The loss of cfp-10/esat-6 (Rv3874/Rv3875) confers attenuation of virulence. (A) Survival in SCID mice i.v. infected with 2 × 10⁶ cfu of M. tuberculosis Erdman + pYUB412 (wt), mc²4513 = cfp10::Tn5370 + pYUB412 (mt), and mc²4513 + pYUB412::Rv3860–Rv3885c (c). (B) Electron micrographs of early lesions after high-dose aerosol infection of BALB/c mice with M. tuberculosis Erdman wild type + pYUB412, compared with mc²4513 + pYUB412, at 3 weeks postinfection (×5,000). (B1) Mutant-infected macrophage in the alveolar airspace. This result was not observed in the wild-type-infected mice at this time point. (B2) A macrophage in the lumen of the airspace with large numbers of intracellular mutant bacilli. (B3) Wild-type bacillus residing within a macrophage, located interstitially. This result was not observed in mutant-infected mice at this time point. (B4) Cell within the alveolar space with ingested wild-type bacillus is lysed, resulting in the release of the organism.
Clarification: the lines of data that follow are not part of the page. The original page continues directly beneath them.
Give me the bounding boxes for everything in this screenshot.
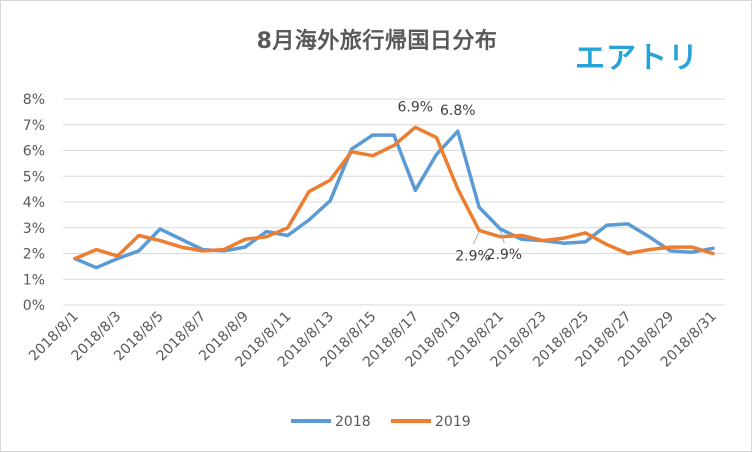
data-point-2018	[158, 227, 162, 231]
data-point-2019	[94, 248, 98, 252]
data-point-2019	[201, 249, 205, 253]
data-label: 6.9%	[397, 99, 433, 115]
y-tick-label: 4%	[23, 195, 45, 211]
data-point-2018	[243, 245, 247, 249]
y-tick-label: 2%	[23, 247, 45, 263]
data-point-2019	[73, 257, 77, 261]
legend-label-2018: 2018	[335, 414, 371, 430]
data-point-2019	[520, 233, 524, 237]
data-point-2018	[668, 249, 672, 253]
data-point-2018	[711, 246, 715, 250]
data-point-2018	[349, 147, 353, 151]
data-point-2019	[222, 248, 226, 252]
data-point-2018	[520, 237, 524, 241]
data-point-2019	[371, 154, 375, 158]
brand-logo: エアトリ	[575, 41, 699, 76]
data-point-2019	[307, 190, 311, 194]
data-point-2019	[264, 235, 268, 239]
data-point-2019	[647, 248, 651, 252]
chart-title: 8月海外旅行帰国日分布	[256, 29, 498, 54]
data-point-2018	[116, 257, 120, 261]
data-point-2018	[371, 133, 375, 137]
data-point-2018	[307, 218, 311, 222]
data-point-2018	[626, 222, 630, 226]
data-point-2019	[605, 242, 609, 246]
data-point-2019	[328, 178, 332, 182]
data-point-2019	[137, 233, 141, 237]
y-tick-label: 6%	[23, 144, 45, 160]
data-point-2019	[413, 125, 417, 129]
y-tick-label: 5%	[23, 169, 45, 185]
data-point-2018	[413, 188, 417, 192]
data-point-2019	[690, 245, 694, 249]
data-point-2018	[392, 133, 396, 137]
leader-line	[499, 230, 505, 244]
data-point-2019	[158, 239, 162, 243]
data-point-2019	[668, 245, 672, 249]
y-tick-label: 7%	[23, 118, 45, 134]
data-point-2019	[498, 235, 502, 239]
legend-label-2019: 2019	[435, 414, 471, 430]
data-point-2018	[456, 129, 460, 133]
data-point-2019	[243, 237, 247, 241]
y-tick-label: 1%	[23, 272, 45, 288]
data-point-2018	[690, 250, 694, 254]
data-point-2018	[94, 266, 98, 270]
data-point-2018	[264, 230, 268, 234]
data-point-2018	[137, 249, 141, 253]
y-tick-label: 8%	[23, 92, 45, 108]
data-point-2018	[477, 205, 481, 209]
data-point-2018	[286, 233, 290, 237]
data-point-2018	[498, 227, 502, 231]
data-point-2019	[349, 150, 353, 154]
data-point-2019	[456, 187, 460, 191]
data-point-2019	[392, 143, 396, 147]
data-point-2018	[583, 240, 587, 244]
data-point-2018	[435, 152, 439, 156]
y-tick-label: 0%	[23, 298, 45, 314]
series-line-2019	[73, 125, 715, 261]
data-point-2019	[435, 136, 439, 140]
data-point-2018	[328, 199, 332, 203]
leader-line	[472, 232, 480, 245]
data-point-2019	[116, 254, 120, 258]
data-label: 2.9%	[455, 248, 491, 264]
data-label: 6.8%	[440, 103, 476, 119]
data-point-2019	[286, 226, 290, 230]
data-point-2019	[541, 239, 545, 243]
data-point-2019	[626, 252, 630, 255]
data-point-2019	[179, 245, 183, 249]
data-point-2018	[605, 223, 609, 227]
data-point-2019	[583, 231, 587, 235]
data-point-2019	[562, 236, 566, 240]
data-point-2019	[477, 228, 481, 232]
data-point-2018	[179, 237, 183, 241]
data-label: 2.9%	[487, 247, 523, 263]
data-point-2019	[711, 252, 715, 255]
y-tick-label: 3%	[23, 221, 45, 237]
data-point-2018	[562, 241, 566, 245]
data-point-2018	[647, 235, 651, 239]
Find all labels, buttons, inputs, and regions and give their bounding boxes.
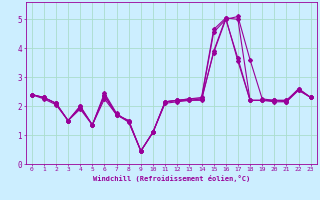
X-axis label: Windchill (Refroidissement éolien,°C): Windchill (Refroidissement éolien,°C) xyxy=(92,175,250,182)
This result was not observed in mice infected with the mutant bacilli. as, alveolar space; bv, blood vessel; lc, lytic cell; m, macrophage; p, type I pneumocyte. Arrows denote mycobacteria.

Fig. 5.

The genes Rv3871 and Rv3876/Rv3877 of RD1 are required for virulence and for the secretion of ESAT-6. (A) Survival time of SCID mice infected i.v. with 2 × 10⁶ cfu of M. tuberculosis H37Rv (▪), ΔRv3871 (•), ΔRv3872/3 (▴), ΔRv3874/5 (▾), and ΔRv3876/7 (⋄). (B) Western analyses of the whole cell extracts and culture filtrates. Arrow indicates the ESAT-6-specific band. (B1) Culture filtrates probed with both anti-ESAT-6 primary antibody HYB76-8 and goat anti-mouse Ig secondary antibody. (B2) Culture filtrates probed only with secondary antibody. (B3) Whole-cell lysates probed with both primary and secondary antibodies. In B1–B3, lanes are as follows: lane 1, purified ESAT-6 protein (50 ng); lane 2, ΔRv3871; lane 3, ΔRv3872/3; lane 4, ΔRv3874/5; and lane 5, ΔRv3876/7.(B4) Western analysis of culture filtrates of M. tuberculosis H37Rv, H37Rv ΔRD1, and complemented strain H37Rv ΔRD1 (pYUB412::Rv3860–Rv3885c), reacted with both primary and secondary antibodies. Lane 1, purified ESAT-6 protein (50 ng); lane 2, H37Rv; lane 3, H37Rv ΔRD1; and lane 4, H37Rv ΔRD1 (pYUB412::Rv3860–Rv3885c).